Open mrocklin opened this issue 7 years ago • 4 comments

Previously admm would rechunk the columns to be in a single chunk, and then pass delayed numpy arrays to the local_update function. If the chunks along columns were of different types, like a numpy array and a sparse array, then these would be inefficiently coerced to a single type.

Now we pass a list of numpy arrays to the local_update function. If this list has more than one element then we construct a local dask.array so that operations like dot do the right thing and call two different local dot functions, one for each type.

This currently depends on https://github.com/dask/dask/pull/2272 though I may be able to avoid this dependency.

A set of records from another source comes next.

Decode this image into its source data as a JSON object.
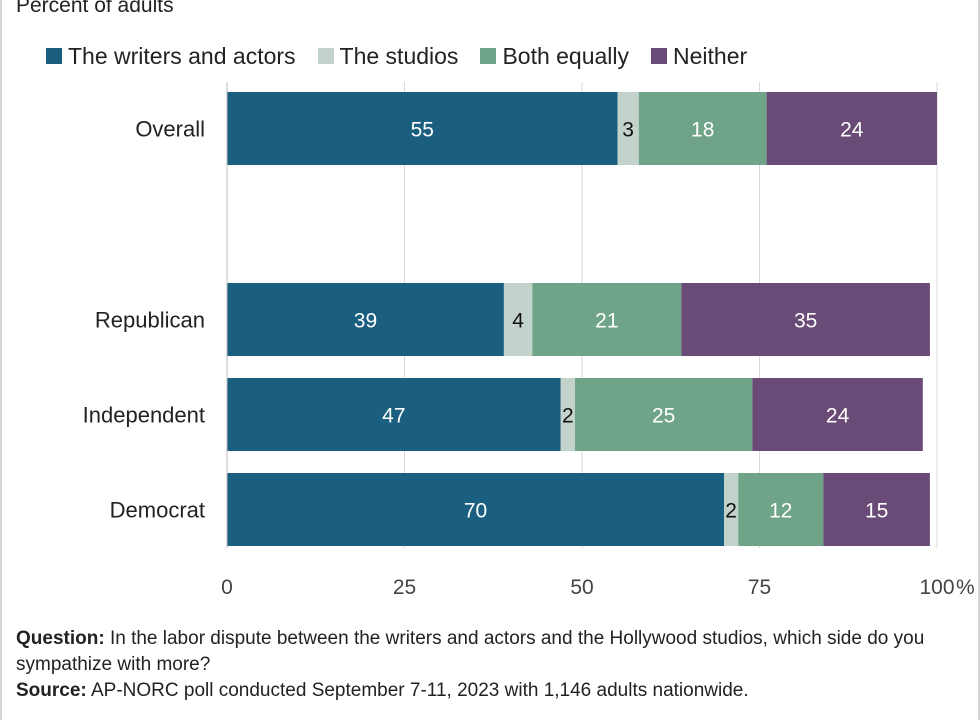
{
  "subtitle": "Percent of adults",
  "legend": [
    {
      "label": "The writers and actors",
      "color": "#1a5e80"
    },
    {
      "label": "The studios",
      "color": "#c3d3cb"
    },
    {
      "label": "Both equally",
      "color": "#6fa488"
    },
    {
      "label": "Neither",
      "color": "#6a4a76"
    }
  ],
  "footnote": {
    "question_label": "Question:",
    "question_text": " In the labor dispute between the writers and actors and the Hollywood studios, which side do you sympathize with more?",
    "source_label": "Source:",
    "source_text": " AP-NORC poll conducted September 7-11, 2023 with 1,146 adults nationwide."
  },
  "chart_data": {
    "type": "bar",
    "orientation": "horizontal",
    "stacked": true,
    "title": "",
    "xlabel": "",
    "ylabel": "",
    "xlim": [
      0,
      100
    ],
    "x_ticks": [
      "0",
      "25",
      "50",
      "75",
      "100"
    ],
    "x_tick_values": [
      0,
      25,
      50,
      75,
      100
    ],
    "x_unit": "%",
    "grid": true,
    "legend_position": "top",
    "categories": [
      "Overall",
      "Republican",
      "Independent",
      "Democrat"
    ],
    "series": [
      {
        "name": "The writers and actors",
        "color": "#1a5e80",
        "label_color": "#ffffff",
        "values": [
          55,
          39,
          47,
          70
        ]
      },
      {
        "name": "The studios",
        "color": "#c3d3cb",
        "label_color": "#111111",
        "values": [
          3,
          4,
          2,
          2
        ]
      },
      {
        "name": "Both equally",
        "color": "#6fa488",
        "label_color": "#ffffff",
        "values": [
          18,
          21,
          25,
          12
        ]
      },
      {
        "name": "Neither",
        "color": "#6a4a76",
        "label_color": "#ffffff",
        "values": [
          24,
          35,
          24,
          15
        ]
      }
    ]
  }
}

mrocklin avatar Apr 29 '17 13:04 mrocklin

There is a non-trivial cost to using dask.array within the function given to scipy.optimize. Graph generation costs appear to be non-trivial. I can reduce these somewhat, but I'm also curious if it is possible to apply f and fprime individually to all chunks of the input to local_update. In this case each chunk correspond to a block of columns. Looking at the methods in families.py it looks like it might be possible to evaluate f on each block and add them together and to evaluate fprime on each block and concatenate them.

@moody-marlin is this generally possible?

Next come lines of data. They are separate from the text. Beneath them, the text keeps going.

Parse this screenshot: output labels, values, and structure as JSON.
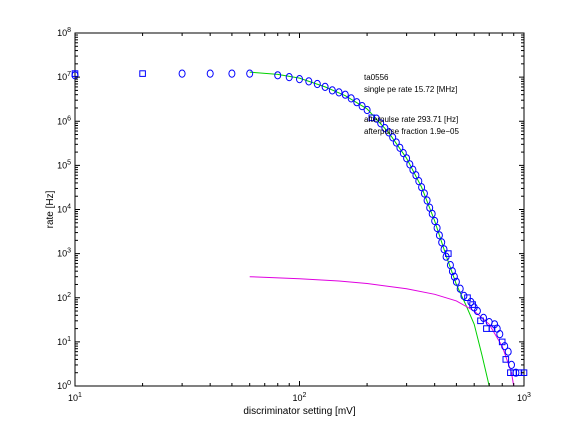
{
  "chart_data": {
    "type": "scatter",
    "xscale": "log",
    "yscale": "log",
    "xlim": [
      10,
      1000
    ],
    "ylim": [
      1,
      100000000
    ],
    "grid": false,
    "xlabel": "discriminator setting [mV]",
    "ylabel": "rate [Hz]",
    "x_ticks": [
      {
        "value": 10,
        "base": "10",
        "exp": "1"
      },
      {
        "value": 100,
        "base": "10",
        "exp": "2"
      },
      {
        "value": 1000,
        "base": "10",
        "exp": "3"
      }
    ],
    "y_ticks": [
      {
        "value": 1,
        "base": "10",
        "exp": "0"
      },
      {
        "value": 10,
        "base": "10",
        "exp": "1"
      },
      {
        "value": 100,
        "base": "10",
        "exp": "2"
      },
      {
        "value": 1000,
        "base": "10",
        "exp": "3"
      },
      {
        "value": 10000,
        "base": "10",
        "exp": "4"
      },
      {
        "value": 100000,
        "base": "10",
        "exp": "5"
      },
      {
        "value": 1000000,
        "base": "10",
        "exp": "6"
      },
      {
        "value": 10000000,
        "base": "10",
        "exp": "7"
      },
      {
        "value": 100000000,
        "base": "10",
        "exp": "8"
      }
    ],
    "annotations": [
      "ta0556",
      "single pe rate 15.72 [MHz]",
      "afterpulse rate 293.71 [Hz]",
      "afterpulse fraction 1.9e−05"
    ],
    "series": [
      {
        "marker": "square",
        "color": "#0000ff",
        "points": [
          [
            10,
            12000000
          ],
          [
            20,
            12000000
          ],
          [
            210,
            1200000
          ],
          [
            460,
            1000
          ],
          [
            560,
            100
          ],
          [
            590,
            70
          ],
          [
            640,
            30
          ],
          [
            680,
            20
          ],
          [
            720,
            20
          ],
          [
            800,
            10
          ],
          [
            830,
            4
          ],
          [
            870,
            2
          ],
          [
            900,
            2
          ],
          [
            950,
            2
          ],
          [
            1000,
            2
          ]
        ]
      },
      {
        "marker": "circle",
        "color": "#0000ff",
        "points": [
          [
            10,
            11000000
          ],
          [
            30,
            12000000
          ],
          [
            40,
            12000000
          ],
          [
            50,
            12000000
          ],
          [
            60,
            12000000
          ],
          [
            80,
            11000000
          ],
          [
            90,
            10000000
          ],
          [
            100,
            9000000
          ],
          [
            110,
            8000000
          ],
          [
            120,
            7000000
          ],
          [
            130,
            6000000
          ],
          [
            140,
            5000000
          ],
          [
            150,
            4500000
          ],
          [
            160,
            4000000
          ],
          [
            170,
            3300000
          ],
          [
            180,
            2700000
          ],
          [
            190,
            2200000
          ],
          [
            200,
            1800000
          ],
          [
            220,
            1150000
          ],
          [
            230,
            900000
          ],
          [
            240,
            700000
          ],
          [
            250,
            560000
          ],
          [
            260,
            430000
          ],
          [
            270,
            330000
          ],
          [
            280,
            250000
          ],
          [
            290,
            190000
          ],
          [
            300,
            145000
          ],
          [
            310,
            105000
          ],
          [
            320,
            80000
          ],
          [
            330,
            60000
          ],
          [
            340,
            44000
          ],
          [
            350,
            32000
          ],
          [
            360,
            23000
          ],
          [
            370,
            16000
          ],
          [
            380,
            11000
          ],
          [
            390,
            8000
          ],
          [
            400,
            5500
          ],
          [
            410,
            3800
          ],
          [
            420,
            2600
          ],
          [
            430,
            1800
          ],
          [
            440,
            1250
          ],
          [
            450,
            850
          ],
          [
            470,
            550
          ],
          [
            480,
            400
          ],
          [
            490,
            300
          ],
          [
            500,
            230
          ],
          [
            520,
            160
          ],
          [
            540,
            110
          ],
          [
            580,
            80
          ],
          [
            600,
            60
          ],
          [
            620,
            50
          ],
          [
            660,
            35
          ],
          [
            700,
            28
          ],
          [
            740,
            25
          ],
          [
            760,
            20
          ],
          [
            780,
            15
          ],
          [
            820,
            8
          ],
          [
            850,
            6
          ],
          [
            880,
            3
          ],
          [
            920,
            2
          ]
        ]
      }
    ],
    "curves": [
      {
        "color": "#00d000",
        "points": [
          [
            60,
            13000000
          ],
          [
            80,
            11500000
          ],
          [
            100,
            9500000
          ],
          [
            130,
            6000000
          ],
          [
            160,
            3800000
          ],
          [
            200,
            1900000
          ],
          [
            250,
            550000
          ],
          [
            300,
            145000
          ],
          [
            350,
            32000
          ],
          [
            400,
            5500
          ],
          [
            450,
            900
          ],
          [
            500,
            200
          ],
          [
            550,
            70
          ],
          [
            600,
            25
          ],
          [
            650,
            5
          ],
          [
            700,
            1
          ]
        ]
      },
      {
        "color": "#e000e0",
        "points": [
          [
            60,
            300
          ],
          [
            100,
            270
          ],
          [
            150,
            240
          ],
          [
            200,
            210
          ],
          [
            300,
            160
          ],
          [
            400,
            120
          ],
          [
            500,
            85
          ],
          [
            600,
            50
          ],
          [
            700,
            25
          ],
          [
            800,
            8
          ],
          [
            880,
            2
          ],
          [
            900,
            1
          ]
        ]
      }
    ]
  }
}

(please let me know if this description was not clear)

mrocklin avatar May 01 '17 21:05 mrocklin

Hmmm I'm not sure how possible this is; it definitely won't be as easy as evaluating f and fprime on each block and combining them though; for example,

(( y - X1.dot(beta) - X2.dot(beta)) ** 2).sum()

doesn't split as a simple sum on each chunk.

There might be fancier ways of combining the results, or possibly even altering ADMM to take this into account, but it will require some non-trivial thinking.

cicdw avatar May 02 '17 14:05 cicdw

There might be fancier ways of combining the results

The fancy way here is already handled by dask.array. I was just hoping to avoid having to recreate graphs every time. I can probably be clever here though. I'll give it a shot

mrocklin avatar May 02 '17 14:05 mrocklin

OK, I've pushed a solution that, I think, avoids most graph construction costs. However my algorithm is failing to converge. @moody-marlin if you find yourself with a free 15 minutes can you take a look at def local_update() and see if I'm doing anything wonky? I suspect that there is something dumb going on. When I print out the result and gradients I find that it doesn't seem to converge (gradients stay large).